Louise P. Cramer

The Randall Institute, Kings College London, 26-29 Drury Lane, London WC2B 5RL, UK.

Received 5/21/97; Accepted 5/26/97

5. FUNCTION OF RETROGRADE ACTIN FLOW IN LAMELLIPODIA

Retrograde flow of actin filaments relative to the substratum in lamellipodia has often been proposed to play some role in cell motility, although retrograde movement is not immediately reconcilable with net forward displacement of either leading edge structures (protrusion), or the cell body (cell body motility). As with studies of mechanism, those for function of retrograde flow have yielded seemingly ambiguous results. In Aplysia growth cones, as the rate of retrograde actin flow relative to the substratum decreases, the rate of growth cone locomotion increases, both in terms of protrusion and growth cone body motility (26) (Fig 6). This is consistent with a model in which retrograde actin flow is attenuated by coupling to substrate, and in Aplasia, the myosin which drives retrograde actin flow, instead generates 'forward thrust' (as in a 'molecular clutch' proposed in (55)). There is tentative support for this idea for growth cone body motility, but not protrusion in Aplysia. When myosin force in Aplysia is killed with BDM, retrograde flow and growth cone body motility are inhibited, but protrusion is promoted (from (29)). Further studies are required to determine if myosin force from retrograde flow is directly harnessed for growth cone body motility in Aplysia. This is because BDM inhibits more than one myosin (30, 31) and so theoretically different myosins may independently generate force for growth cone body motility and retrograde actin flow respectively. For protrusion in Aplysia the implication is that force from a myosin is not directly harnessed for protrusion, but that the rate of actin flow limits net protrusion (Fig 6).

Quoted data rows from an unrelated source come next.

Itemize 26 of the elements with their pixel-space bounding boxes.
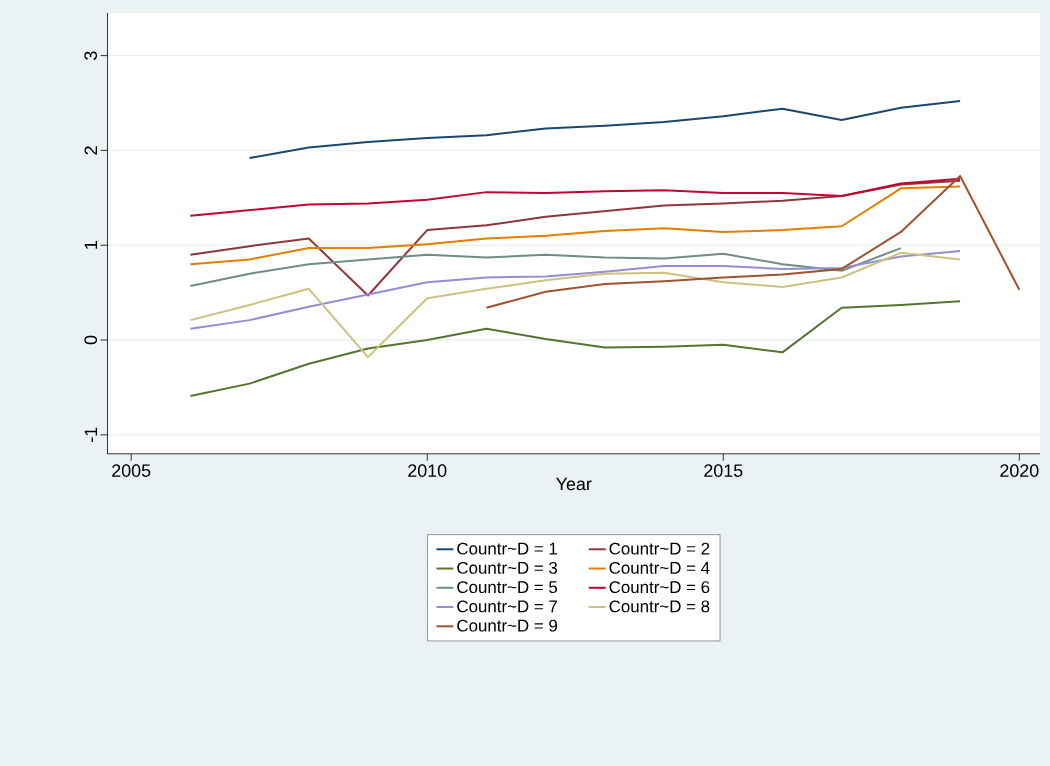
legend-label: Countr~D = 5 (457, 581, 558, 594)
legend-label: Countr~D = 3 (457, 561, 558, 574)
legend-label: Countr~D = 6 (609, 581, 710, 594)
x-tick-label: 2020 (1000, 464, 1039, 477)
line-series (485, 175, 1021, 309)
legend-label: Countr~D = 2 (609, 542, 710, 555)
legend-label: Countr~D = 8 (609, 600, 710, 613)
y-tick-label: 0 (84, 335, 98, 345)
x-tick-label: 2005 (112, 464, 151, 477)
legend-label: Countr~D = 7 (457, 600, 557, 613)
legend-label: Countr~D = 9 (457, 619, 557, 632)
y-tick-label: 2 (84, 146, 98, 155)
line-series (248, 100, 962, 160)
legend-label: Countr~D = 1 (457, 542, 557, 555)
line-series (189, 185, 962, 266)
line-series (189, 300, 962, 397)
line-series (189, 249, 962, 330)
line-series (189, 247, 902, 287)
y-tick-label: 1 (84, 241, 98, 249)
y-tick-label: 3 (84, 51, 98, 60)
y-tick-label: -1 (84, 427, 98, 442)
x-tick-label: 2015 (704, 464, 743, 477)
x-tick-label: 2010 (408, 464, 447, 477)
legend-label: Countr~D = 4 (609, 561, 710, 574)
line-series (189, 251, 962, 359)
x-axis-title: Year (556, 477, 592, 491)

Fig 6. In Aplysia growth cones, retrograde actin flow is inversely correlated with growth cone body motility and protrusion (26). (A) Actin filaments (thick chevrons) flow retrograde (arrow). (B) Actin filaments attach to adhesion sites (vertical black bar) and retrograde actin flow stops. The gap at the front of the lamellipodium created by retrograde actin flow in A, is filled by actin filament assembly (thin chevrons). (B to C) Growth cone body motility occurs (upper arrow in B, to new position in C). Current data can not determine if force from attenuation of retrograde flow is directly harnessed to drive growth cone body motility (see text). The absence of retrograde flow no longer limits protrusion; there is no gap to fill at the front of the lamellipodium, and on going actin assembly (C, thin chevrons) is instead coupled to net protrusion (lower arrow in B, to new position in C).

In contrast to Aplysia, in stationary tissue culture fibroblasts (25) and locomoting heart fibroblasts (19) there is no correlation between retrograde actin flow relative to the substratum in lamellipodia and either protrusion or cell body motility. Also, in locomoting Ascaris sperm cells the rate of retrograde flow of major sperm protein filaments in lamellipodia is unrelated to cell speed, although flow is faster in stationary cells (33). For protrusion, the difference between Aplysia and fibroblasts may simply reflect a different geometry. Aplysia growth cones are in contact with the substratum, whereas fibroblast lamellipodia are often raised up off the substratum, thus preventing efficient coupling with the substratum. For cell body motility, the difference between Aplysia and fibroblasts may reflect the exact nature of an Aplysia growth cone. Perhaps the front of an Aplysia growth cone is simply one structure, rather than a distinct lamellipodium and lamella. In a single structure, a single type of force has the potential to drive retrograde actin flow across the entire region from the front margin of the growth cone to the front of the growth cone body. In this case, it is easy to imagine why in locomoting Aplysia growth cones, there is a relationship between retrograde actin flow, and both protrusion and growth cone body motility. In contrast, in locomoting fibroblasts the force that drives retrograde actin flow, in lamellipodia is spatially separated from the cell body by stationary actin filaments in the lamella (19). Instead in fibroblasts, retrograde actin flow may regulate the formation of certain actin bundles (56).

A different role for retrograde flow has been proposed in locomoting newt lung epithelial cells (Waterman, Storer and Salmon, submitted). In these cells, retrograde flow alters the spatial orientation of microtubules, which in turn influences microtubule plus-end assembly dynamics. This might be important for communication between actin and tubulin cytoskeletal systems in locomoting cells and neuronal growth cones.